The Michelin Guide released their New York rankings yesterday, with the usual fanfare and oohhing and aahhing about who got stars, how many they got, and what that means for the cultural validity of the city's dining scene.

For Los Angeles, this time of year might sting a little, bringing up the fact that we no longer get Michelin ratings after the company decided to “suspend” their guides here in 2009. Chefs especially seem to feel jipped that Michelin doesn't take their efforts into consideration. We've heard many chefs complain that Michelin ought to come back to L.A. When the rankings came out yesterday, Michael Voltaggio tweeted “who thinks its time for @MichelinGuideNY to come back to LA?”

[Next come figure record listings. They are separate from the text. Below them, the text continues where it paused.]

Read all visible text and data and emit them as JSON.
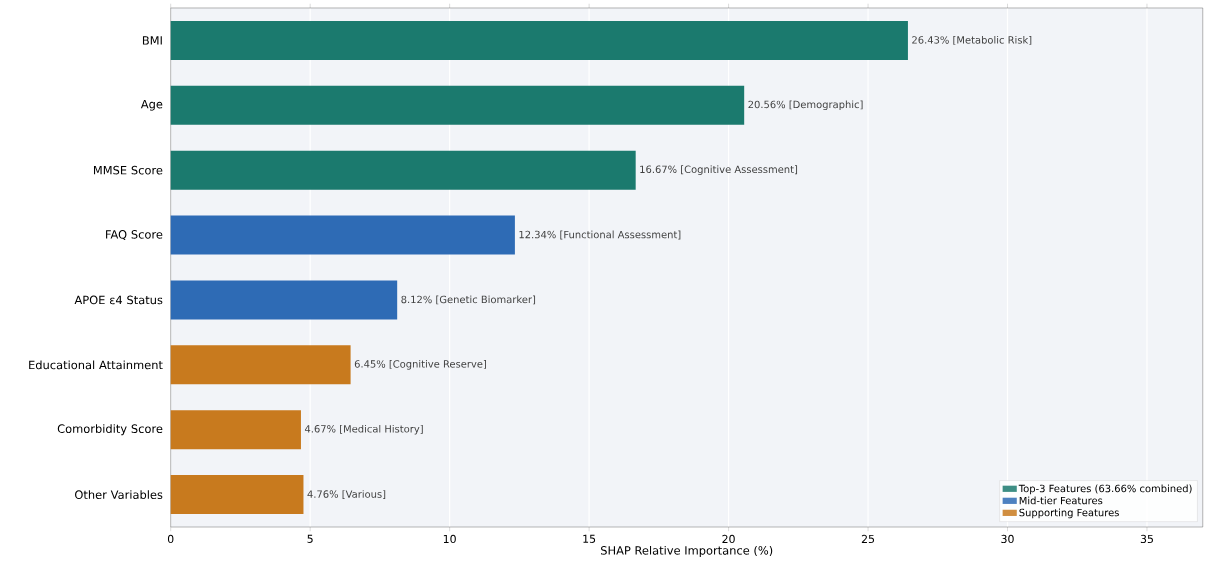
{
  "chart_data": {
    "type": "bar",
    "orientation": "horizontal",
    "xlabel": "SHAP Relative Importance (%)",
    "categories": [
      "BMI",
      "Age",
      "MMSE Score",
      "FAQ Score",
      "APOE ε4 Status",
      "Educational Attainment",
      "Comorbidity Score",
      "Other Variables"
    ],
    "series": [
      {
        "name": "Top-3 Features (63.66% combined)",
        "color": "#1b7a6e",
        "values": [
          26.43,
          20.56,
          16.67,
          null,
          null,
          null,
          null,
          null
        ],
        "value_labels": [
          "26.43%  [Metabolic Risk]",
          "20.56%  [Demographic]",
          "16.67%  [Cognitive Assessment]",
          null,
          null,
          null,
          null,
          null
        ]
      },
      {
        "name": "Mid-tier Features",
        "color": "#2e6bb5",
        "values": [
          null,
          null,
          null,
          12.34,
          8.12,
          null,
          null,
          null
        ],
        "value_labels": [
          null,
          null,
          null,
          "12.34%  [Functional Assessment]",
          "8.12%  [Genetic Biomarker]",
          null,
          null,
          null
        ]
      },
      {
        "name": "Supporting Features",
        "color": "#c87a1e",
        "values": [
          null,
          null,
          null,
          null,
          null,
          6.45,
          4.67,
          4.76
        ],
        "value_labels": [
          null,
          null,
          null,
          null,
          null,
          "6.45%  [Cognitive Reserve]",
          "4.67%  [Medical History]",
          "4.76%  [Various]"
        ]
      }
    ],
    "xlim": [
      0,
      37
    ],
    "xticks": [
      0,
      5,
      10,
      15,
      20,
      25,
      30,
      35
    ],
    "grid": "x",
    "legend": "bottom right"
  }
}
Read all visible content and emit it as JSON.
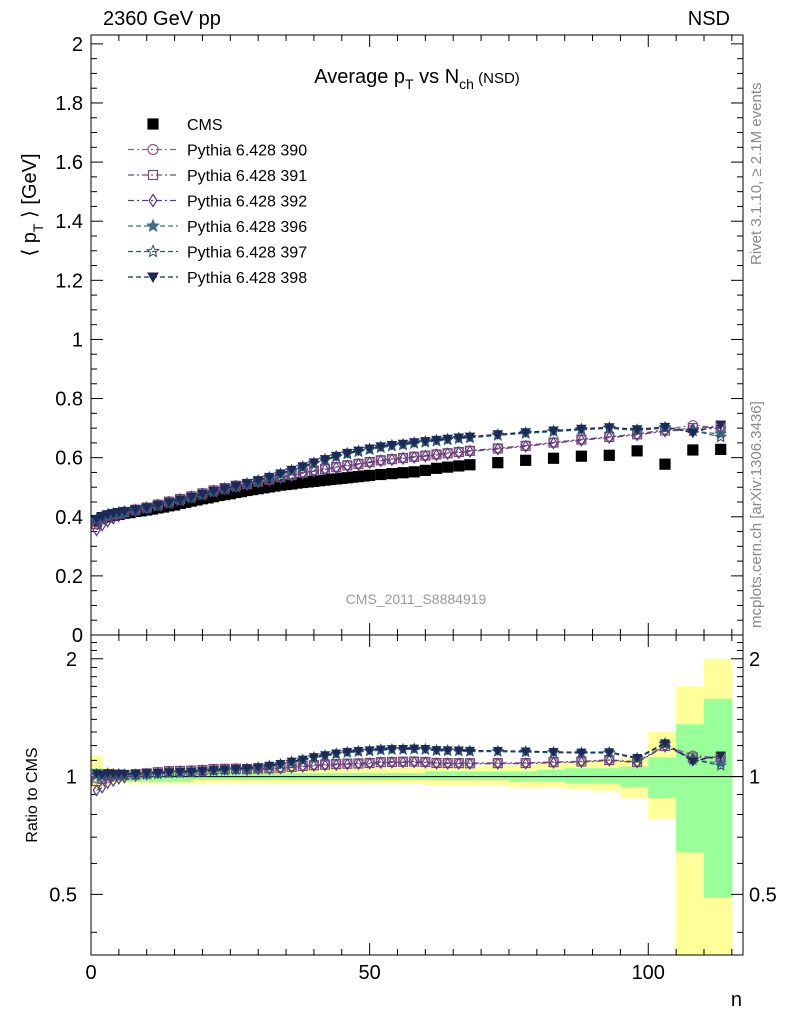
{
  "header": {
    "left": "2360 GeV pp",
    "right": "NSD"
  },
  "side_labels": {
    "rivet": "Rivet 3.1.10, ≥ 2.1M events",
    "mcplots": "mcplots.cern.ch [arXiv:1306.3436]"
  },
  "chart_data": [
    {
      "type": "scatter",
      "panel": "main",
      "title": {
        "main": "Average p",
        "sub1": "T",
        "mid": " vs N",
        "sub2": "ch",
        "suffix": " (NSD)"
      },
      "ylabel": "⟨ p  ⟩ [GeV]",
      "ylabel_parts": {
        "open": "⟨ p",
        "sub": "T",
        "close": "⟩ [GeV]"
      },
      "watermark": "CMS_2011_S8884919",
      "xlim": [
        0,
        117
      ],
      "ylim": [
        0,
        2.03
      ],
      "x_ticks": [
        0,
        50,
        100
      ],
      "y_ticks": [
        "0",
        "0.2",
        "0.4",
        "0.6",
        "0.8",
        "1",
        "1.2",
        "1.4",
        "1.6",
        "1.8",
        "2"
      ],
      "legend_placement": "top-left",
      "series": [
        {
          "name": "CMS",
          "color": "#000000",
          "marker": "square-filled",
          "line": "none",
          "x": [
            1,
            2,
            3,
            4,
            5,
            6,
            7,
            8,
            9,
            10,
            11,
            12,
            13,
            14,
            15,
            16,
            17,
            18,
            19,
            20,
            21,
            22,
            23,
            24,
            25,
            26,
            27,
            28,
            29,
            30,
            31,
            32,
            33,
            34,
            35,
            36,
            37,
            38,
            39,
            40,
            41,
            42,
            43,
            44,
            45,
            46,
            47,
            48,
            49,
            50,
            52,
            54,
            56,
            58,
            60,
            62,
            64,
            66,
            68,
            73,
            78,
            83,
            88,
            93,
            98,
            103,
            108,
            113
          ],
          "y": [
            0.385,
            0.397,
            0.4,
            0.405,
            0.408,
            0.412,
            0.414,
            0.418,
            0.42,
            0.423,
            0.426,
            0.43,
            0.433,
            0.437,
            0.44,
            0.445,
            0.449,
            0.453,
            0.457,
            0.461,
            0.464,
            0.468,
            0.472,
            0.475,
            0.478,
            0.482,
            0.485,
            0.489,
            0.492,
            0.495,
            0.498,
            0.501,
            0.504,
            0.507,
            0.509,
            0.511,
            0.514,
            0.516,
            0.518,
            0.52,
            0.522,
            0.524,
            0.526,
            0.528,
            0.53,
            0.532,
            0.534,
            0.536,
            0.538,
            0.54,
            0.543,
            0.546,
            0.549,
            0.552,
            0.557,
            0.564,
            0.568,
            0.572,
            0.576,
            0.583,
            0.591,
            0.598,
            0.605,
            0.608,
            0.623,
            0.578,
            0.626,
            0.628
          ]
        },
        {
          "name": "Pythia 6.428 390",
          "color": "#8e5d8f",
          "marker": "circle-open",
          "line": "dash-dot",
          "x": [
            1,
            2,
            3,
            4,
            5,
            6,
            8,
            10,
            12,
            14,
            16,
            18,
            20,
            22,
            24,
            26,
            28,
            30,
            32,
            34,
            36,
            38,
            40,
            42,
            44,
            46,
            48,
            50,
            52,
            54,
            56,
            58,
            60,
            62,
            64,
            66,
            68,
            73,
            78,
            83,
            88,
            93,
            98,
            103,
            108,
            113
          ],
          "y": [
            0.38,
            0.395,
            0.405,
            0.41,
            0.413,
            0.418,
            0.425,
            0.432,
            0.442,
            0.452,
            0.461,
            0.47,
            0.48,
            0.49,
            0.498,
            0.506,
            0.512,
            0.52,
            0.527,
            0.535,
            0.542,
            0.55,
            0.557,
            0.563,
            0.569,
            0.575,
            0.58,
            0.586,
            0.592,
            0.596,
            0.6,
            0.604,
            0.608,
            0.612,
            0.616,
            0.62,
            0.624,
            0.632,
            0.641,
            0.652,
            0.662,
            0.671,
            0.68,
            0.695,
            0.71,
            0.7
          ]
        },
        {
          "name": "Pythia 6.428 391",
          "color": "#7a4a6e",
          "marker": "square-open",
          "line": "dash-dot",
          "x": [
            1,
            2,
            3,
            4,
            5,
            6,
            8,
            10,
            12,
            14,
            16,
            18,
            20,
            22,
            24,
            26,
            28,
            30,
            32,
            34,
            36,
            38,
            40,
            42,
            44,
            46,
            48,
            50,
            52,
            54,
            56,
            58,
            60,
            62,
            64,
            66,
            68,
            73,
            78,
            83,
            88,
            93,
            98,
            103,
            108,
            113
          ],
          "y": [
            0.375,
            0.392,
            0.402,
            0.408,
            0.411,
            0.416,
            0.424,
            0.431,
            0.441,
            0.451,
            0.46,
            0.469,
            0.479,
            0.489,
            0.497,
            0.505,
            0.511,
            0.519,
            0.526,
            0.534,
            0.541,
            0.549,
            0.556,
            0.562,
            0.568,
            0.574,
            0.579,
            0.585,
            0.591,
            0.595,
            0.599,
            0.603,
            0.607,
            0.611,
            0.615,
            0.619,
            0.623,
            0.631,
            0.64,
            0.651,
            0.661,
            0.67,
            0.679,
            0.692,
            0.7,
            0.705
          ]
        },
        {
          "name": "Pythia 6.428 392",
          "color": "#5b3a8c",
          "marker": "diamond-open",
          "line": "dash-dot",
          "x": [
            1,
            2,
            3,
            4,
            5,
            6,
            8,
            10,
            12,
            14,
            16,
            18,
            20,
            22,
            24,
            26,
            28,
            30,
            32,
            34,
            36,
            38,
            40,
            42,
            44,
            46,
            48,
            50,
            52,
            54,
            56,
            58,
            60,
            62,
            64,
            66,
            68,
            73,
            78,
            83,
            88,
            93,
            98,
            103,
            108,
            113
          ],
          "y": [
            0.355,
            0.372,
            0.385,
            0.395,
            0.403,
            0.41,
            0.42,
            0.429,
            0.439,
            0.449,
            0.458,
            0.467,
            0.477,
            0.487,
            0.495,
            0.503,
            0.509,
            0.517,
            0.524,
            0.532,
            0.539,
            0.547,
            0.554,
            0.56,
            0.566,
            0.572,
            0.577,
            0.583,
            0.589,
            0.593,
            0.597,
            0.601,
            0.605,
            0.609,
            0.613,
            0.617,
            0.621,
            0.629,
            0.638,
            0.649,
            0.659,
            0.668,
            0.677,
            0.69,
            0.695,
            0.7
          ]
        },
        {
          "name": "Pythia 6.428 396",
          "color": "#3f6f8a",
          "marker": "star-filled",
          "line": "dashed",
          "x": [
            1,
            2,
            3,
            4,
            5,
            6,
            8,
            10,
            12,
            14,
            16,
            18,
            20,
            22,
            24,
            26,
            28,
            30,
            32,
            34,
            36,
            38,
            40,
            42,
            44,
            46,
            48,
            50,
            52,
            54,
            56,
            58,
            60,
            62,
            64,
            66,
            68,
            73,
            78,
            83,
            88,
            93,
            98,
            103,
            108,
            113
          ],
          "y": [
            0.388,
            0.398,
            0.405,
            0.409,
            0.412,
            0.415,
            0.421,
            0.428,
            0.436,
            0.445,
            0.454,
            0.463,
            0.473,
            0.483,
            0.492,
            0.501,
            0.51,
            0.52,
            0.531,
            0.543,
            0.555,
            0.567,
            0.58,
            0.591,
            0.602,
            0.612,
            0.62,
            0.627,
            0.634,
            0.639,
            0.643,
            0.648,
            0.652,
            0.656,
            0.66,
            0.664,
            0.667,
            0.675,
            0.682,
            0.688,
            0.694,
            0.699,
            0.692,
            0.7,
            0.69,
            0.68
          ]
        },
        {
          "name": "Pythia 6.428 397",
          "color": "#2e4f6e",
          "marker": "star-open",
          "line": "dashed",
          "x": [
            1,
            2,
            3,
            4,
            5,
            6,
            8,
            10,
            12,
            14,
            16,
            18,
            20,
            22,
            24,
            26,
            28,
            30,
            32,
            34,
            36,
            38,
            40,
            42,
            44,
            46,
            48,
            50,
            52,
            54,
            56,
            58,
            60,
            62,
            64,
            66,
            68,
            73,
            78,
            83,
            88,
            93,
            98,
            103,
            108,
            113
          ],
          "y": [
            0.39,
            0.4,
            0.407,
            0.411,
            0.414,
            0.417,
            0.423,
            0.43,
            0.438,
            0.447,
            0.456,
            0.465,
            0.475,
            0.485,
            0.494,
            0.503,
            0.512,
            0.522,
            0.533,
            0.545,
            0.557,
            0.569,
            0.582,
            0.593,
            0.604,
            0.614,
            0.622,
            0.629,
            0.636,
            0.641,
            0.645,
            0.65,
            0.654,
            0.658,
            0.662,
            0.666,
            0.669,
            0.677,
            0.684,
            0.69,
            0.696,
            0.701,
            0.694,
            0.702,
            0.692,
            0.67
          ]
        },
        {
          "name": "Pythia 6.428 398",
          "color": "#1c2a5a",
          "marker": "triangle-down-filled",
          "line": "dashed",
          "x": [
            1,
            2,
            3,
            4,
            5,
            6,
            8,
            10,
            12,
            14,
            16,
            18,
            20,
            22,
            24,
            26,
            28,
            30,
            32,
            34,
            36,
            38,
            40,
            42,
            44,
            46,
            48,
            50,
            52,
            54,
            56,
            58,
            60,
            62,
            64,
            66,
            68,
            73,
            78,
            83,
            88,
            93,
            98,
            103,
            108,
            113
          ],
          "y": [
            0.393,
            0.402,
            0.409,
            0.413,
            0.416,
            0.419,
            0.425,
            0.432,
            0.44,
            0.449,
            0.458,
            0.467,
            0.477,
            0.487,
            0.496,
            0.505,
            0.514,
            0.524,
            0.535,
            0.547,
            0.559,
            0.571,
            0.584,
            0.595,
            0.606,
            0.616,
            0.624,
            0.631,
            0.638,
            0.643,
            0.647,
            0.652,
            0.656,
            0.66,
            0.664,
            0.668,
            0.671,
            0.679,
            0.686,
            0.692,
            0.698,
            0.703,
            0.696,
            0.704,
            0.684,
            0.712
          ]
        }
      ]
    },
    {
      "type": "scatter",
      "panel": "ratio",
      "ylabel": "Ratio to CMS",
      "xlabel": "n",
      "xlim": [
        0,
        117
      ],
      "ylim": [
        0.35,
        2.3
      ],
      "log_y": true,
      "y_ticks": [
        "0.5",
        "1",
        "2"
      ],
      "x_ticks": [
        "0",
        "50",
        "100"
      ],
      "reference_line": 1,
      "bands": {
        "x_edges": [
          0,
          2,
          4,
          6,
          8,
          10,
          12,
          14,
          16,
          18,
          20,
          25,
          30,
          35,
          40,
          45,
          50,
          55,
          60,
          65,
          70,
          75,
          80,
          85,
          90,
          95,
          100,
          105,
          110,
          115
        ],
        "yellow_lo": [
          0.93,
          0.95,
          0.96,
          0.96,
          0.96,
          0.96,
          0.96,
          0.96,
          0.96,
          0.96,
          0.96,
          0.96,
          0.96,
          0.96,
          0.96,
          0.96,
          0.96,
          0.96,
          0.95,
          0.95,
          0.95,
          0.94,
          0.94,
          0.93,
          0.92,
          0.88,
          0.78,
          0.35,
          0.35
        ],
        "yellow_hi": [
          1.13,
          1.05,
          1.04,
          1.04,
          1.04,
          1.04,
          1.04,
          1.04,
          1.04,
          1.04,
          1.04,
          1.04,
          1.05,
          1.05,
          1.05,
          1.05,
          1.05,
          1.06,
          1.06,
          1.06,
          1.07,
          1.07,
          1.08,
          1.09,
          1.1,
          1.12,
          1.3,
          1.7,
          2.0
        ],
        "green_lo": [
          0.96,
          0.97,
          0.97,
          0.97,
          0.97,
          0.97,
          0.97,
          0.97,
          0.97,
          0.98,
          0.98,
          0.98,
          0.98,
          0.98,
          0.98,
          0.98,
          0.98,
          0.98,
          0.98,
          0.98,
          0.98,
          0.97,
          0.97,
          0.96,
          0.96,
          0.94,
          0.88,
          0.64,
          0.49
        ],
        "green_hi": [
          1.05,
          1.03,
          1.02,
          1.02,
          1.02,
          1.02,
          1.02,
          1.02,
          1.02,
          1.02,
          1.02,
          1.02,
          1.02,
          1.02,
          1.02,
          1.02,
          1.02,
          1.02,
          1.03,
          1.03,
          1.03,
          1.03,
          1.04,
          1.05,
          1.05,
          1.06,
          1.12,
          1.36,
          1.58
        ]
      }
    }
  ]
}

But perhaps we shouldn't fret. Today, Vanity Fair published a devastating piece by A. A. Gill, with the basic opinion that the Michelin Guide had ruined French food and is doing no better for New York. If you love a good take down this story is worth reading for its vicious prose alone:

Food writing is already the recidivist culprit of multiple sins against both language and digestion, but the little encomiums of the Michelin guide effortlessly lick the bottom of the descriptive swill bucket. Take this, for instance, but only if you have a paper bag close at hand: “Can something be too perfect? Can its focus be so singular, pleasure so complete, and technique so flawless that creativity suffers? Per Se proves that this fear is unfounded.” That was written in chocolate saliva. Or this: “Devout foodies are quieting their delirium of joy at having scored a reservation–everyone and everything here is living up to the honor of adoring this extraordinary restaurant … Uni with truffle-oil gelée and brioche expresses the regret that we have but three stars to give.” That's not a review of Chef's Table at Brooklyn Fare–it's a handjob.

We might also do well to remember that when Michelin was in L.A., it was roundly criticized by the home-town food writers. Some of those criticisms almost match Gill's in the scathing nature of their disappointment.

So, what good would the guide do us back here in L.A.? And why do chefs want it so badly? Is it because, as Gill says, “Craving the love and the approbation of a stern parent, chefs yearned for the Michelin stars”? Is there any benefit to the public?

Los Angeles yearns to be taken seriously as a dining town, but perhaps this is one mark of approval we simply don't need.